A revelação mais importante que se extrai
do projeto é a de que o negócio principal de uma empresa é a extração de
lucro por intermédio da exploração do trabalho alheio e quanto mais as
formas de exploração favorecerem ao aumento do lucro melhor, sendo que
este aumento se concretiza, mais facilmente, com redução de salários,
precariedade das condições de trabalho, fragilização do trabalhador,
destruição das possibilidades de resistência e criação de obstáculos
para a organização coletiva dos trabalhadores, buscando, ainda, evitar
qualquer tipo de consciência em torno da exploração que pudesse conduzir
a práticas ligadas ao antagonismo de classe.

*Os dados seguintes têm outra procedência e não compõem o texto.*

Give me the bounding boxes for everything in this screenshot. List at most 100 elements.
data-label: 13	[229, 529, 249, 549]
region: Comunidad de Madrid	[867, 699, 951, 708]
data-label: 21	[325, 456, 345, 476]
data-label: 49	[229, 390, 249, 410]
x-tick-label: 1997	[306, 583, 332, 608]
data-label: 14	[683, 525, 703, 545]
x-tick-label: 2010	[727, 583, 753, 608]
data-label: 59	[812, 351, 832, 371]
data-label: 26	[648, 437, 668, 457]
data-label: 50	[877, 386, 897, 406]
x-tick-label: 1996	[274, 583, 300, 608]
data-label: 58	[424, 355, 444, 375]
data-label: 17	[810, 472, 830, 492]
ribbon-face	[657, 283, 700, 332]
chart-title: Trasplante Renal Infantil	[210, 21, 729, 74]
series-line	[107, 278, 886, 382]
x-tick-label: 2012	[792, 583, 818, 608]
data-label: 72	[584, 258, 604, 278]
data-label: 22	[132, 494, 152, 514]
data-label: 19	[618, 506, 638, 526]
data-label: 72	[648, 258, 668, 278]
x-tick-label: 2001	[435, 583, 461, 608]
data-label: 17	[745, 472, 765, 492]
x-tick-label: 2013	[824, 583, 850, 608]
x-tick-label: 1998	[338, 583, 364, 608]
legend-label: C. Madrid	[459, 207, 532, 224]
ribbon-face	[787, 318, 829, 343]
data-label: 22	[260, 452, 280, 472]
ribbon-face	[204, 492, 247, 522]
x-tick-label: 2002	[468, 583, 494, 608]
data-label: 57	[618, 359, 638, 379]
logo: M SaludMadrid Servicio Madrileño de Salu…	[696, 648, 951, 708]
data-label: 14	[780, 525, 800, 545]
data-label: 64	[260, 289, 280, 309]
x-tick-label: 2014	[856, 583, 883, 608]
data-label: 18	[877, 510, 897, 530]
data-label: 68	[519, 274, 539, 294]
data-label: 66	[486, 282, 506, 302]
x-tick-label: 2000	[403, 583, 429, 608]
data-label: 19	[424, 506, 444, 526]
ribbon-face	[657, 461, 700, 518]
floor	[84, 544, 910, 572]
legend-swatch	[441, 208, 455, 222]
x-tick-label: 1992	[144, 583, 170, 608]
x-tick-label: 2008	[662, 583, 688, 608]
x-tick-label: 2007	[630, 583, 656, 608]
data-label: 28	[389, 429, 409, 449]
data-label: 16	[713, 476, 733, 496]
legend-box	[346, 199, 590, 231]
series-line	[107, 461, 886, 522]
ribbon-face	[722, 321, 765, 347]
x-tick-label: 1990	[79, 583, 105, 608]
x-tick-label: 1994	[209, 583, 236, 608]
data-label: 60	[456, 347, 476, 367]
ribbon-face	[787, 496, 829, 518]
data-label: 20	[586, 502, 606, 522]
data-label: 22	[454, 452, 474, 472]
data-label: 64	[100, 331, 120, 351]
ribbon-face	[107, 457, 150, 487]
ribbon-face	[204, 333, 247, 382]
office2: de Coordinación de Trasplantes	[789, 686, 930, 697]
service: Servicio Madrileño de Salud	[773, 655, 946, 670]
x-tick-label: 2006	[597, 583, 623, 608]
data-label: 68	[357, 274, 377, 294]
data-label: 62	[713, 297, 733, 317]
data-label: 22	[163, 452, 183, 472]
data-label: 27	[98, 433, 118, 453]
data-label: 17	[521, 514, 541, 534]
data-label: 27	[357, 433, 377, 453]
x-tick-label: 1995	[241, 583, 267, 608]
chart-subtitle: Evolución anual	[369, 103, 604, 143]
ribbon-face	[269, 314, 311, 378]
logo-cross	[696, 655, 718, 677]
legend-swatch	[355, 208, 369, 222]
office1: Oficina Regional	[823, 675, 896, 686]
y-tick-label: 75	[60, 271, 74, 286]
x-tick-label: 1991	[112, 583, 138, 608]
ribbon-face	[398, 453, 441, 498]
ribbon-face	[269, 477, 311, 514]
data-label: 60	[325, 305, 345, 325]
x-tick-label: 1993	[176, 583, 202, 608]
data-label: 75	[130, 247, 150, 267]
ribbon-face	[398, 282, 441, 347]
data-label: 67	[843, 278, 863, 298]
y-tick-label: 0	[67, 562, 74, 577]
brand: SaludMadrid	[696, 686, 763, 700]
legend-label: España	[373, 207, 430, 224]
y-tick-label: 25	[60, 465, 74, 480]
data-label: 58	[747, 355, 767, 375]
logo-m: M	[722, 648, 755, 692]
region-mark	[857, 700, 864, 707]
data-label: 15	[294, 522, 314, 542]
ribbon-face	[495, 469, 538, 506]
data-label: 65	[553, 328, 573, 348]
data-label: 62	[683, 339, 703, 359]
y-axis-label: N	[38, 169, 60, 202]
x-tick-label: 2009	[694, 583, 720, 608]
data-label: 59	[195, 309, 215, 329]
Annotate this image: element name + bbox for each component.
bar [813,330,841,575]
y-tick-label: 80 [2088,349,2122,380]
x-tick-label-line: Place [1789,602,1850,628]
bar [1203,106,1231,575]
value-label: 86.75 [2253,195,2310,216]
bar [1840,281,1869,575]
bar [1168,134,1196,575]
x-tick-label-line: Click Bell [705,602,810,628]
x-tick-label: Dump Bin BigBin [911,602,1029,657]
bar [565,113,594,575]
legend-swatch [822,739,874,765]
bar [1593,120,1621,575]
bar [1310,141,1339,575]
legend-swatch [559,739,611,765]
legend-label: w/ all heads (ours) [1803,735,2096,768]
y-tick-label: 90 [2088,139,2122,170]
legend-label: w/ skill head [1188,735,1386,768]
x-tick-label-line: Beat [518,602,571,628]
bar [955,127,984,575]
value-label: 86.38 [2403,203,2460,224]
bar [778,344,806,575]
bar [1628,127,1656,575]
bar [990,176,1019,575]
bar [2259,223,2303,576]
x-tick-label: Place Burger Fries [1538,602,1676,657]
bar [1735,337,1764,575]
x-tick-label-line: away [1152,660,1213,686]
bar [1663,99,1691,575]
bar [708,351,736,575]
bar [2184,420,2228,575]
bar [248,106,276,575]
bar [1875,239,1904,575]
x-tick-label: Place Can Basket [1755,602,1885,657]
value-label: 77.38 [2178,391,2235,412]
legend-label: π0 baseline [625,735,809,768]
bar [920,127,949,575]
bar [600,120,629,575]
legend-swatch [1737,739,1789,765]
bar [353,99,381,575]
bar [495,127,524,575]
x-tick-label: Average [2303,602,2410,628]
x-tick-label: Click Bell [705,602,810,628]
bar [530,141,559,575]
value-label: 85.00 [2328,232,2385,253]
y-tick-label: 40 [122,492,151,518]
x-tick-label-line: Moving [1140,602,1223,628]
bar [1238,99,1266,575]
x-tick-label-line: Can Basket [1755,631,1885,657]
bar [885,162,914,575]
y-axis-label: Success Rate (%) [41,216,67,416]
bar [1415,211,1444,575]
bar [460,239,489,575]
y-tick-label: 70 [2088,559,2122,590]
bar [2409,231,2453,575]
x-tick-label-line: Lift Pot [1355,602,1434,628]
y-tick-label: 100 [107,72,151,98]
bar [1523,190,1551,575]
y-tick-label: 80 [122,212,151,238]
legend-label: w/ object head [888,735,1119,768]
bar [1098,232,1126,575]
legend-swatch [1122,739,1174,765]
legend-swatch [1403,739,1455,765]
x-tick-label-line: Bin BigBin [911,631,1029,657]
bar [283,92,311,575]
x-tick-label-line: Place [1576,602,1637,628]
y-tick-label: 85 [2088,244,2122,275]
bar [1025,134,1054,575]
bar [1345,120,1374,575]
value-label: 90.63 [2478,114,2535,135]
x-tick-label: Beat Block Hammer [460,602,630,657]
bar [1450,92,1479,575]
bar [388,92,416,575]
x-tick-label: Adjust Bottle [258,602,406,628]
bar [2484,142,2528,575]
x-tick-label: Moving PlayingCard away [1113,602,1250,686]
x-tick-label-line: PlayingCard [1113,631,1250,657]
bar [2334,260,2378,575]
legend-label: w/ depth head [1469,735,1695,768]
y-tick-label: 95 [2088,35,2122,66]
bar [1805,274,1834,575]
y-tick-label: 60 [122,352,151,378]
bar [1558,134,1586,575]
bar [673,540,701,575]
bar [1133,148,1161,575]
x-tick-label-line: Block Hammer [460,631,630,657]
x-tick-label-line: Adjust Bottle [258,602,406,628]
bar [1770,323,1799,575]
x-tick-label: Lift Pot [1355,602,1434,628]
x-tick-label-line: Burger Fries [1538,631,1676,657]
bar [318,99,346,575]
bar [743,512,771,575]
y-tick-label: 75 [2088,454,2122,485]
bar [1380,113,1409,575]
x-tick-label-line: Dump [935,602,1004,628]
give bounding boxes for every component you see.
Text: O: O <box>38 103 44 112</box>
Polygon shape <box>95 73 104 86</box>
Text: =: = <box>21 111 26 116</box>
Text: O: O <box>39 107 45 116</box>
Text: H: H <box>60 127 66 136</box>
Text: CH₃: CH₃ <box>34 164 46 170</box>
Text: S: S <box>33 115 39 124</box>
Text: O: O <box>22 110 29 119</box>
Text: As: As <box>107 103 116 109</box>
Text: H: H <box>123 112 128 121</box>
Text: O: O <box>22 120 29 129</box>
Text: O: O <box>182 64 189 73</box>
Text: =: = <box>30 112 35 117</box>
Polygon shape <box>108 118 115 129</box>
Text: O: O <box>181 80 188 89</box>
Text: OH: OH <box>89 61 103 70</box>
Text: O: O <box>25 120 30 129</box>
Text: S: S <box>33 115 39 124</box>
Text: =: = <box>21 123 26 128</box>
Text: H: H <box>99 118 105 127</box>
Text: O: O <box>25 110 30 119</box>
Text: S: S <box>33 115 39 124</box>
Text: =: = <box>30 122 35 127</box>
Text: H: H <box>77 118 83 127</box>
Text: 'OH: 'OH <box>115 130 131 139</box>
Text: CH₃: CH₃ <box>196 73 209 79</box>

O engodo fica mais evidenciado na
percepção da contradição de um sistema econômico que tenta vender a
ideia de preocupação com o social, desenvolvendo estratégias de gestão
de pessoal voltadas ao que denominam de “humanização” das relações de
trabalho, mas que, ao mesmo tempo, preconiza que só pode se sustentar
por intermédio de um modo de produção no qual o capital se desvincule do
trabalho e, consequentemente, do trabalhador, para que não tenha que se
preocupar com os dilemas pessoais deste. Do embaralhado de contratos
entre empresas, o que se pretende é que o serviço seja feito, não
importando por quem ou o meio que a empresa terceirizada utilize para
que o serviço esteja pronto, na forma, na quantidade, na qualidade e no
prazo contratados.
E se o grande capital possui e exerce esse
poder sobre a empresa contratada, esta, concorrendo com outras para
pegar uma parcela do capital, tende a se relacionar da mesma forma com
outras empresas que venha a contratar e, mais ainda, com os seus
trabalhadores subordinados.
Nesta perspectiva é importante que a
classe trabalhadora perceba que nem mesmo a mera rejeição do PL 4.330
constitui uma vitória completa, vez que a terceirização que está aí
precisa ser combatida, na medida em que agride vários preceitos
jurídicos e atinentes às relações humanas, sobretudo no âmbito do setor
público.
Em suma, a situação que se extrai do PL
4330, caso viesse a ser aprovado, pois já se tem boas razões para
acreditar que não será, seria a de empresas constituídas sem empregados,
com setores inteiros da linha de produção, da administração, do
transporte e demais atividades geridos por empresas interpostas cujo
capital social é bastante reduzido se comparado com a contratante,
gerando, por certo, uma redução de ganhos, além de um grande feixe de
relações jurídicas e comerciais, que se interligam promiscuamente, mas
que servem para evitar que os diversos trabalhadores, das variadas
empresas, se identifiquem como integrantes de uma classe única e se
organizem.
De fato, ter-se-ia a formação de uma
espécie de shopping center fabril, onde o objeto principal de comércio é
o próprio ser humano.
Escrito por Jorge Luiz Souto Maior, professor livre-docente da Faculdade de Direito da USP. Juiz do trabalho.